A special agar called Dermatophyte Test Medium (DTM) has been formulated to grow and identify dermatophytes. Without having to look at the colony, the hyphae, or macroconidia, one can identify the dermatophyte by a simple color test. The specimen (scraping from skin, nail, or hair) is embedded in the DTM culture medium. It is incubated at room temperature for 10 to 14 days. If the fungus is a dermatophyte, the medium will turn bright red. If the fungus is not a dermatophyte, no color change will be noted. If kept beyond 14 days, false positive can result even with non-dermatophytes. Specimen from the DTM can be sent for species identification if desired.

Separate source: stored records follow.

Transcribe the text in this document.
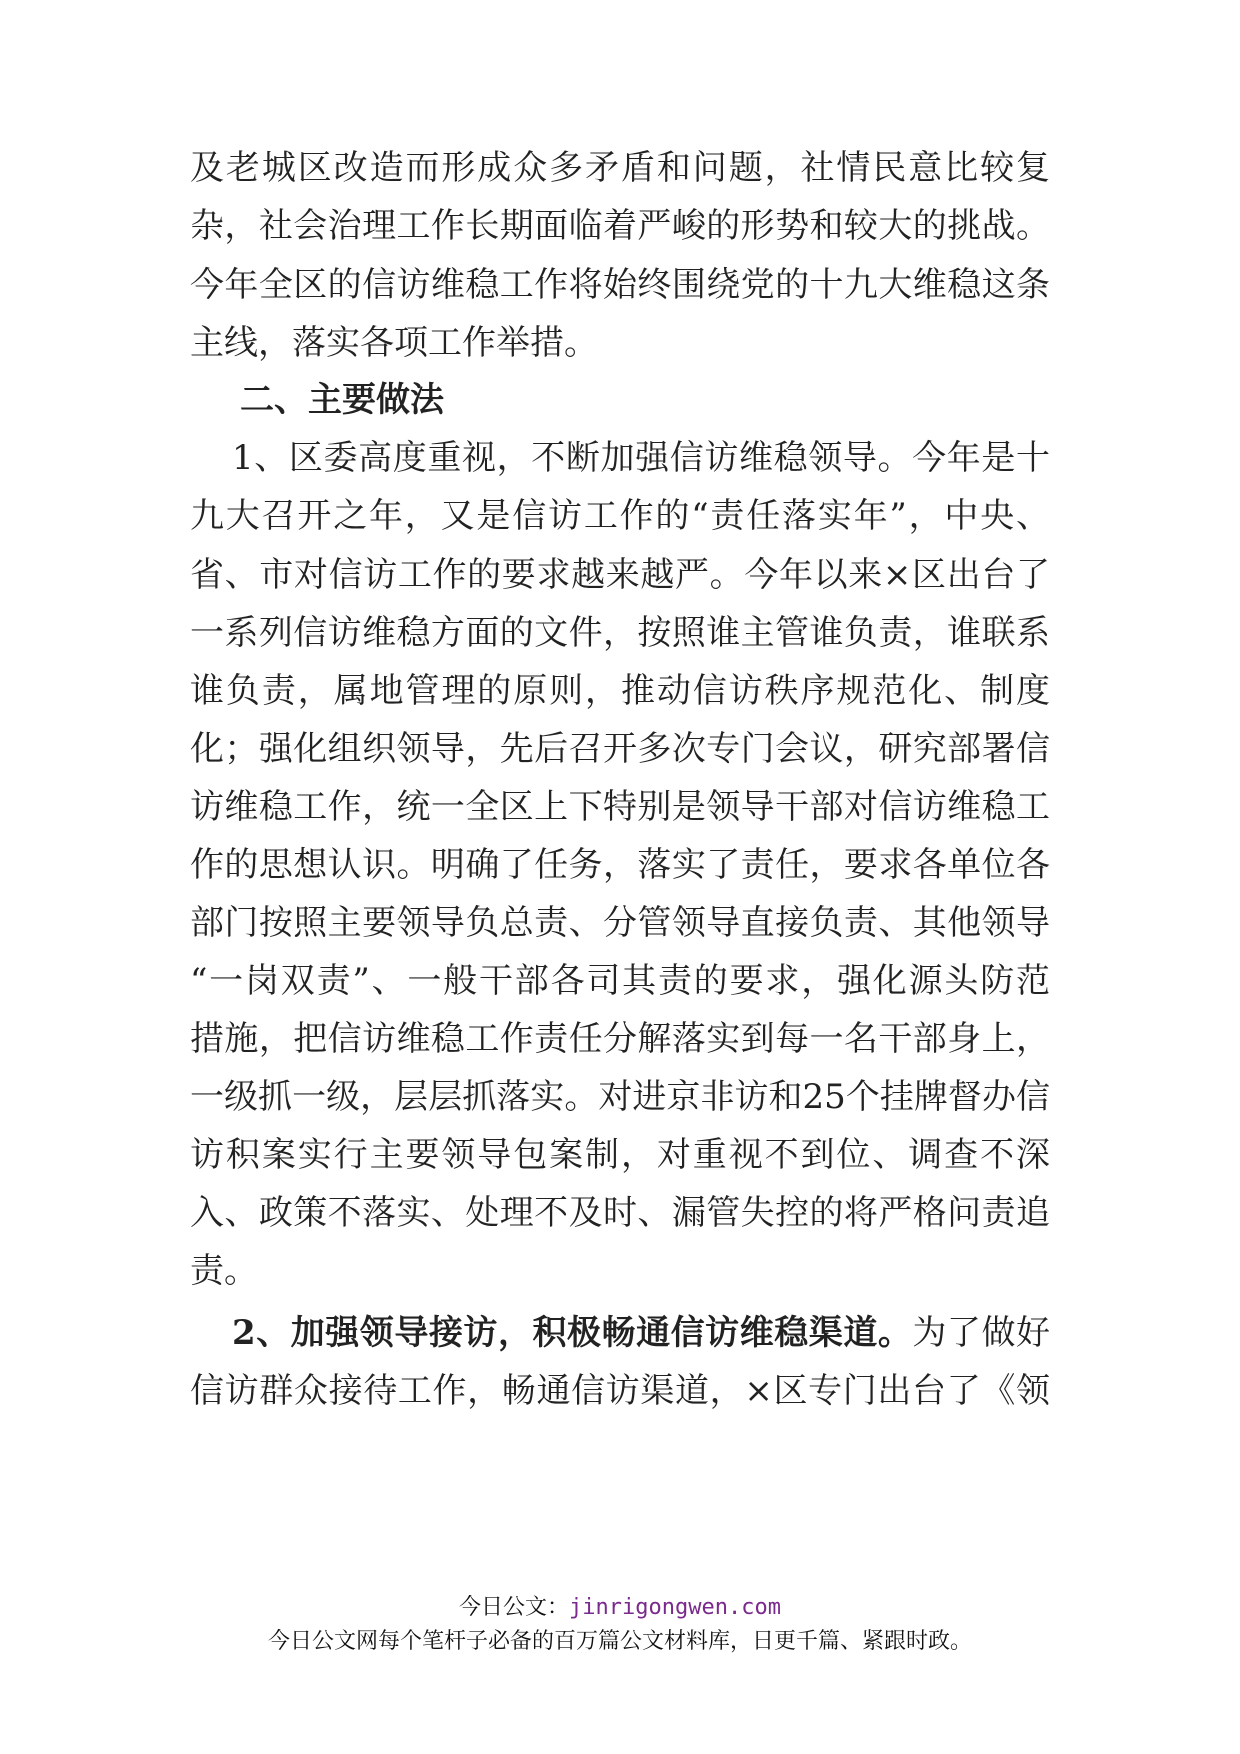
及老城区改造而形成众多矛盾和问题，社情民意比较复
杂，社会治理工作长期面临着严峻的形势和较大的挑战。
今年全区的信访维稳工作将始终围绕党的十九大维稳这条
主线，落实各项工作举措。
二、主要做法
1、区委高度重视，不断加强信访维稳领导。今年是十
九大召开之年，又是信访工作的“责任落实年”，中央、
省、市对信访工作的要求越来越严。今年以来×区出台了
一系列信访维稳方面的文件，按照谁主管谁负责，谁联系
谁负责，属地管理的原则，推动信访秩序规范化、制度
化；强化组织领导，先后召开多次专门会议，研究部署信
访维稳工作，统一全区上下特别是领导干部对信访维稳工
作的思想认识。明确了任务，落实了责任，要求各单位各
部门按照主要领导负总责、分管领导直接负责、其他领导
“一岗双责”、一般干部各司其责的要求，强化源头防范
措施，把信访维稳工作责任分解落实到每一名干部身上，
一级抓一级，层层抓落实。对进京非访和25个挂牌督办信
访积案实行主要领导包案制，对重视不到位、调查不深
入、政策不落实、处理不及时、漏管失控的将严格问责追
责。
2、加强领导接访，积极畅通信访维稳渠道。为了做好
信访群众接待工作，畅通信访渠道，×区专门出台了《领
今日公文：jinrigongwen.com
今日公文网每个笔杆子必备的百万篇公文材料库，日更千篇、紧跟时政。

Often dermatophyte infection may resemble other inflammatory skin disorders or dermatitis, thus leading to misdiagnosis of fungal infections.
While even healthy individuals may become infected, there is an increased susceptibility to infection when there is a preexisting injury to the skin such as scars, burns, excessive temperature and humidity. Adaptation to growth on humans by most geophilic species resulted in diminished loss of sporulation, sexuality, and other soil-associated characteristics.
The mixture of species is quite different in domesticated animals and pets (see ringworm for details).
Infections occur more in males than in females, as the predominantly female hormone, progesterone, inhibits the growth of dermatophyte fungi.
For extensive skin lesions, itraconazole and terbinafine can speed up healing. Terbinafine is preferred over itraconazole due to fewer drug interactions.
Tinea unguium (nails) usually will require oral treatment with terbinafine, itraconazole, or griseofulvin. Griseofulvin is usually not as effective as terbinafine or itraconazole. A lacquer (Penlac) can be used daily, but is ineffective unless combined with aggressive debridement of the affected nail.
Tinea capitis (scalp) must be treated orally, as the medication must be present deep in the hair follicles to eradicate the fungus. Usually griseofulvin is given orally for 2 to 3 months. Clinically dosage up to twice the recommended dose might be used due to relative resistance of some strains of dermatophytes.
Tinea pedis is usually treated with topical medicines, like ketoconazole or terbinafine, and pills, or with medicines that contains miconazole, clotrimazole, or tolnaftate. Antibiotics may be necessary to treat secondary bacterial infections that occur in addition to the fungus (for example, from scratching).
Tinea cruris (groin) should be kept dry as much as possible.